The Pound Sterling and Plan B

OK, you can relax, this has absolutely nothing to do with the upcoming Scottish Referendum, or the debate surrounding a possible currency union or otherwise.

As the weather was so peachy this morning, bright sunshine and hardly a breath of wind, we spent a bit of time in the garden. Our Lass weeding the one border that has been half-tamed and me shifting some rocks from an adjoining paddock, that the local farmer was happy for me to take.

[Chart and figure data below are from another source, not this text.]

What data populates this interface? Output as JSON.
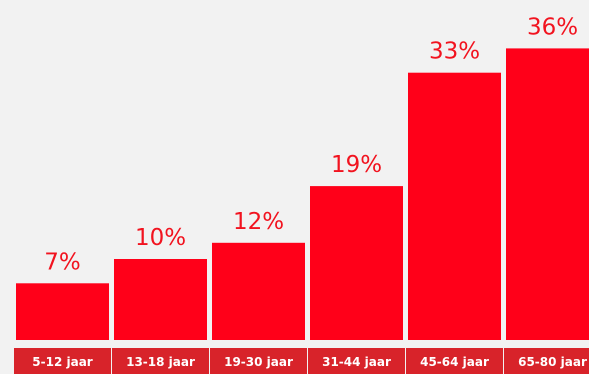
{
  "chart_data": {
    "type": "bar",
    "categories": [
      "5-12 jaar",
      "13-18 jaar",
      "19-30 jaar",
      "31-44 jaar",
      "45-64 jaar",
      "65-80 jaar"
    ],
    "values": [
      7,
      10,
      12,
      19,
      33,
      36
    ],
    "value_labels": [
      "7%",
      "10%",
      "12%",
      "19%",
      "33%",
      "36%"
    ],
    "title": "",
    "xlabel": "",
    "ylabel": "",
    "ylim": [
      0,
      40
    ],
    "grid": false,
    "legend": "none"
  },
  "colors": {
    "background": "#f2f2f2",
    "bar": "#ff0019",
    "value_label": "#f2131f",
    "category_box": "#d8232a",
    "category_text": "#ffffff"
  }
}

The pile of rocks were left over from the renovation of a dry stone wall, so Mother Nature had started to reclaim them beneath a covering of grass, buttercup and dock. I gradually unearthed the lumps of stone and transported them across to OTT, building another cairn for later use around the property. Towards the bottom of the pile, I discovered a bundle of dried grass that looked for all the world like the nest of a rodent, perhaps a mouse or vole. On closer inspection, however, it became apparent that the occupants were, in fact, bees.

I quickly took a few photos with my phone and replaced a slab over the nest, so as not to disturb the bees too much. Posting the pics on the local Facebook insect group page brought confirmation that bees do occasionally re-use rodent nests, though whether with permission or not was harder to gauge!

I think that in the last pic, towards the bottom of the shot, it's just possible to make out the comb. Sadly, none of the photos were useful in IDing the species of bee.


biobabbler said...

Direct quotes:
"Jimminy Christmas, would you look at that?"
"God, are they CUTE."

Very handsome little bees, and I had NO idea they did such things. V. interesting. A mouse spp. in Calif. is called (by some) the parasitic mouse, 'cause it has a habit of moving into woodrat chateaus.

If it's the mouse species I'm thinking of, I expect its main defense against getting booted out by woodrats is obscene levels of cuteness. Knee-bucklingly cute, they are, with huge ears, big, brown eyes, and long, fluffy tails. And they are naturally chubby and round. D'aw...

Imperfect and Tense said...

It's possible that the nest was made by an Orkney Vole. I've not been able to photograph this species close up... yet. So far, I've been limited to a long range shot (whilst on holiday last year) during the brief seconds when I've spotted one. They are abundant (Hen Harrier and Short-eared Owl food!) but difficult to see.